Ultimate BLT

And so we begin with the first letter in our sandwich: B. Earlier in the summer, while dreaming that the tomato plants in my garden would one day grow to be vibrant and fecund with fruit (I’m still waiting), and mentioning craving a BLT to my friend Kate, she forever changed the course of my summer with mention of The Bacon Weave. Remember those potholders we made on the little looms as kids? Or, for those a little more kitchen elevated, pastry lattice a top pies? Those things, but with bacon. The reasons for this on a BLT are three-fold:


  1. No bite is without bacon.

  2. Bacon does not shoot out from the back of the sandwich when you take a bite.

  3. Bacon weave helps keep all of that mayonaissey, salty, tomato juiciness inside the sandwich, and hence your mouth, as opposed to splattered gruesomely onto your plate/lap/wrist/arm/sink/floor.


Yes, the type of bacon matters, but I believe that’s a personal choice. Some people like peppery bacon, or applewood smoked bacon, or thick-cut, or whatever. Regardless of your bacon choice, a proper weave to fit the standard sandwich bread is three slices of bacon, cut in half, and baked at 425 degrees for about fifteen minutes depending on if you’re a crispy bacon lover or a chewy bacon lover (I like a little chewiness).


Now, onto the L. I believe that a BLT, like most food, is greatly about texture. Though I grow about a half a dozen frou-frou lettuce varieties in my garden, I believe that a crunchy lettuce is integral to the proper BLT. That means iceberg or romaine hearts. Boom.


The T. While all elements of the BLT are essential (or it wouldn’t be called a BLT), the tomato, in my humble opinion, is paramount. I may be biased as I consider the tomato to be my spirit animal (the oyster is a close second). You’ll need a fairly large and superbly ripe specimen. I prefer red, just because of the arresting color it adds to the sandwich. Two generous slices from the center part of the tomato, add a tiny pinch of salt.

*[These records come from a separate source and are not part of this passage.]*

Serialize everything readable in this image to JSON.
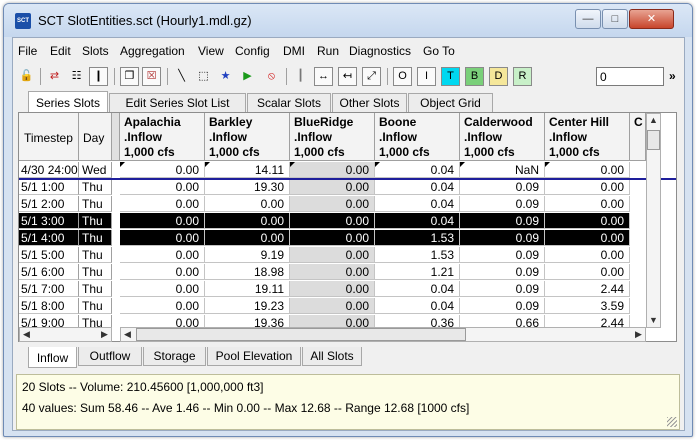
{
  "window": {
    "title": "SCT SlotEntities.sct (Hourly1.mdl.gz)",
    "icon": "SCT"
  },
  "window_controls": {
    "minimize": "—",
    "maximize": "□",
    "close": "✕"
  },
  "menu": [
    "File",
    "Edit",
    "Slots",
    "Aggregation",
    "View",
    "Config",
    "DMI",
    "Run",
    "Diagnostics",
    "Go To"
  ],
  "toolbar": {
    "icons": [
      "lock-icon",
      "edit-series-icon",
      "table-icon",
      "column-icon",
      "copy-icon",
      "delete-icon",
      "plot-icon",
      "select-icon",
      "run-figure-icon",
      "play-icon",
      "stop-icon",
      "column-guides-icon",
      "fit-icon",
      "compress-icon",
      "expand-icon"
    ],
    "letters": [
      "O",
      "I",
      "T",
      "B",
      "D",
      "R"
    ],
    "letter_colors": [
      "#ffffff",
      "#ffffff",
      "#00d8f0",
      "#7ad07a",
      "#f5e79a",
      "#c8f0c8"
    ],
    "value_input": "0",
    "more": "»"
  },
  "top_tabs": [
    "Series Slots",
    "Edit Series Slot List",
    "Scalar Slots",
    "Other Slots",
    "Object Grid"
  ],
  "grid": {
    "header_timestep": "Timestep",
    "header_day": "Day",
    "columns": [
      {
        "name": "Apalachia",
        "slot": ".Inflow",
        "units": "1,000 cfs"
      },
      {
        "name": "Barkley",
        "slot": ".Inflow",
        "units": "1,000 cfs"
      },
      {
        "name": "BlueRidge",
        "slot": ".Inflow",
        "units": "1,000 cfs"
      },
      {
        "name": "Boone",
        "slot": ".Inflow",
        "units": "1,000 cfs"
      },
      {
        "name": "Calderwood",
        "slot": ".Inflow",
        "units": "1,000 cfs"
      },
      {
        "name": "Center Hill",
        "slot": ".Inflow",
        "units": "1,000 cfs"
      }
    ],
    "partial_column_letter": "C",
    "rows": [
      {
        "timestep": "4/30 24:00",
        "day": "Wed",
        "values": [
          "0.00",
          "14.11",
          "0.00",
          "0.04",
          "NaN",
          "0.00"
        ],
        "selected": false
      },
      {
        "timestep": "5/1 1:00",
        "day": "Thu",
        "values": [
          "0.00",
          "19.30",
          "0.00",
          "0.04",
          "0.09",
          "0.00"
        ],
        "selected": false
      },
      {
        "timestep": "5/1 2:00",
        "day": "Thu",
        "values": [
          "0.00",
          "0.00",
          "0.00",
          "0.04",
          "0.09",
          "0.00"
        ],
        "selected": false
      },
      {
        "timestep": "5/1 3:00",
        "day": "Thu",
        "values": [
          "0.00",
          "0.00",
          "0.00",
          "0.04",
          "0.09",
          "0.00"
        ],
        "selected": true
      },
      {
        "timestep": "5/1 4:00",
        "day": "Thu",
        "values": [
          "0.00",
          "0.00",
          "0.00",
          "1.53",
          "0.09",
          "0.00"
        ],
        "selected": true
      },
      {
        "timestep": "5/1 5:00",
        "day": "Thu",
        "values": [
          "0.00",
          "9.19",
          "0.00",
          "1.53",
          "0.09",
          "0.00"
        ],
        "selected": false
      },
      {
        "timestep": "5/1 6:00",
        "day": "Thu",
        "values": [
          "0.00",
          "18.98",
          "0.00",
          "1.21",
          "0.09",
          "0.00"
        ],
        "selected": false
      },
      {
        "timestep": "5/1 7:00",
        "day": "Thu",
        "values": [
          "0.00",
          "19.11",
          "0.00",
          "0.04",
          "0.09",
          "2.44"
        ],
        "selected": false
      },
      {
        "timestep": "5/1 8:00",
        "day": "Thu",
        "values": [
          "0.00",
          "19.23",
          "0.00",
          "0.04",
          "0.09",
          "3.59"
        ],
        "selected": false
      },
      {
        "timestep": "5/1 9:00",
        "day": "Thu",
        "values": [
          "0.00",
          "19.36",
          "0.00",
          "0.36",
          "0.66",
          "2.44"
        ],
        "selected": false
      }
    ]
  },
  "bottom_tabs": [
    "Inflow",
    "Outflow",
    "Storage",
    "Pool Elevation",
    "All Slots"
  ],
  "status": {
    "line1": "20 Slots -- Volume: 210.45600 [1,000,000 ft3]",
    "line2": "40 values:  Sum 58.46 -- Ave 1.46 -- Min 0.00 -- Max 12.68 -- Range 12.68 [1000 cfs]"
  }
}
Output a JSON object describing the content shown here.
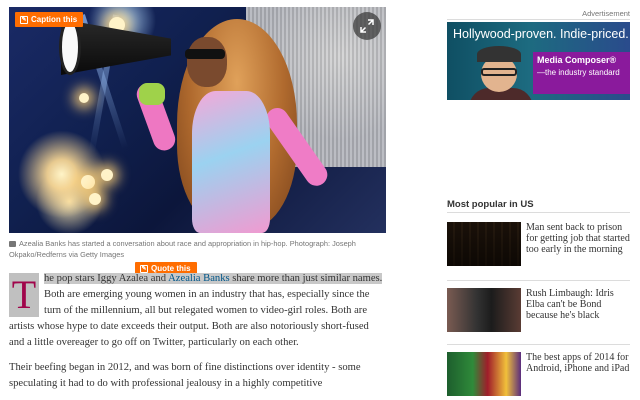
{
  "hero": {
    "caption_badge": "Caption this",
    "icons": {
      "badge": "caption-icon",
      "expand": "expand-icon"
    }
  },
  "caption": {
    "text": "Azealia Banks has started a conversation about race and appropriation in hip-hop. Photograph: Joseph Okpako/Redferns via Getty Images"
  },
  "quote_badge": "Quote this",
  "article": {
    "dropcap": "T",
    "p1_hl": "he pop stars Iggy Azalea and ",
    "p1_link": "Azealia Banks",
    "p1_hl2": " share more than just similar names.",
    "p1_rest": " Both are emerging young women in an industry that has, especially since the turn of the millennium, all but relegated women to video-girl roles. Both are artists whose hype to date exceeds their output. Both are also notoriously short-fused and a little overeager to go off on Twitter, particularly on each other.",
    "p2": "Their beefing began in 2012, and was born of fine distinctions over identity - some speculating it had to do with professional jealousy in a highly competitive"
  },
  "sidebar": {
    "ad_label": "Advertisement",
    "ad": {
      "headline": "Hollywood-proven. Indie-priced.",
      "product": "Media Composer®",
      "tagline": "—the industry standard"
    },
    "popular_title": "Most popular in US",
    "items": [
      {
        "headline": "Man sent back to prison for getting job that started too early in the morning"
      },
      {
        "headline": "Rush Limbaugh: Idris Elba can't be Bond because he's black"
      },
      {
        "headline": "The best apps of 2014 for Android, iPhone and iPad"
      }
    ]
  },
  "colors": {
    "badge": "#ff6d00",
    "link": "#005689",
    "dropcap": "#a0054b",
    "ad_box": "#8a1a9c"
  }
}
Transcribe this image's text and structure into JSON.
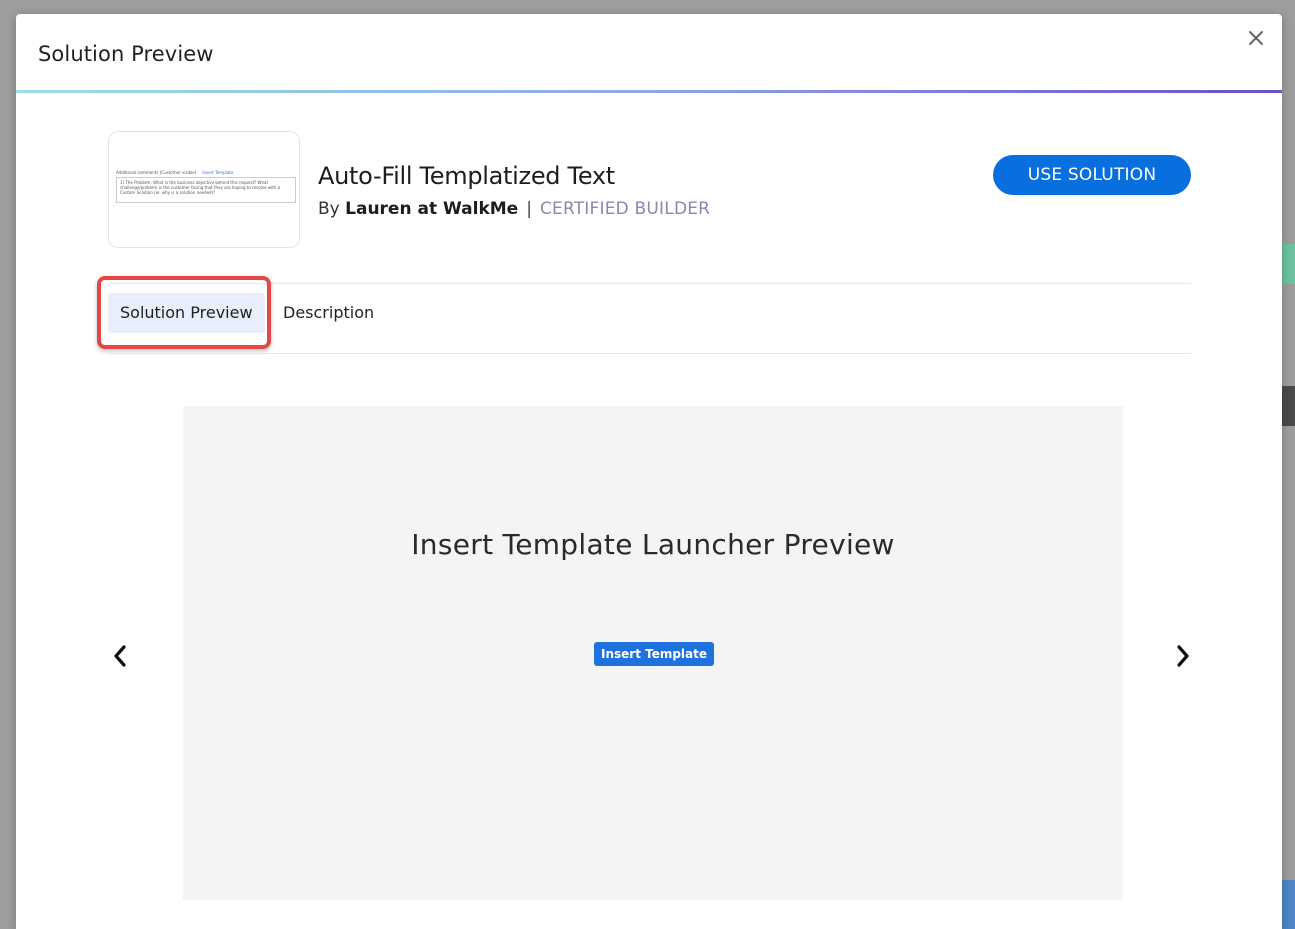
{
  "modal": {
    "title": "Solution Preview"
  },
  "solution": {
    "name": "Auto-Fill Templatized Text",
    "by_prefix": "By",
    "author": "Lauren at WalkMe",
    "separator": "|",
    "badge": "CERTIFIED BUILDER",
    "use_button_label": "USE SOLUTION"
  },
  "thumbnail": {
    "header_text": "Additional comments (Customer visible)",
    "link_text": "Insert Template",
    "body_text": "1) The Problem: What is the business objective behind this request? What challenge/problem is the customer facing that they are hoping to resolve with a Custom Solution (ie. why is a solution needed)?"
  },
  "tabs": [
    {
      "label": "Solution Preview",
      "active": true
    },
    {
      "label": "Description",
      "active": false
    }
  ],
  "preview": {
    "heading": "Insert Template Launcher Preview",
    "button_label": "Insert Template"
  },
  "icons": {
    "close": "close-icon",
    "prev": "chevron-left-icon",
    "next": "chevron-right-icon"
  },
  "colors": {
    "primary": "#0a6fde",
    "highlight": "#e24848",
    "badge": "#8c86b0"
  }
}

As far as the bread goes, I rather like a lightly toasted sourdough or potato bread. Something generally straightforward, not too fancy, intense, grainy, or anything extra artisinally and crusty that could destroy the roof of your mouth. After all, this sandwich has a lot of crunch as it is with the bacon and lettuce.


With regard to mayonnaise, I use Duke’s and only Duke’s, and I smear it on the inside of both pieces of bread with a liberal sprinkle of salt and pepper (if not using peppery bacon).


Now that we have our elements, let’s discuss the order of things. I’ve tried it however many ways one can (math is hard), and the most successful approach is easy; stick to the order of the letters. Bacon, then, lettuce, then tomato. The reason, in my opinion, is back to texture. One side of the sandwich gives way to the cool, soft and sweet tomato and the other registers crunchy, salty, porky umami. Each side complimented by the creamy swoosh of mayo with that crisp sheath of lettuce in the middle hydrating each bite.


Every color, texture, and flavor are represented. And, if you’re a tomato geek like me, from mid-July to mid-September is the quintessential time to really get the most out of this classic sandwich.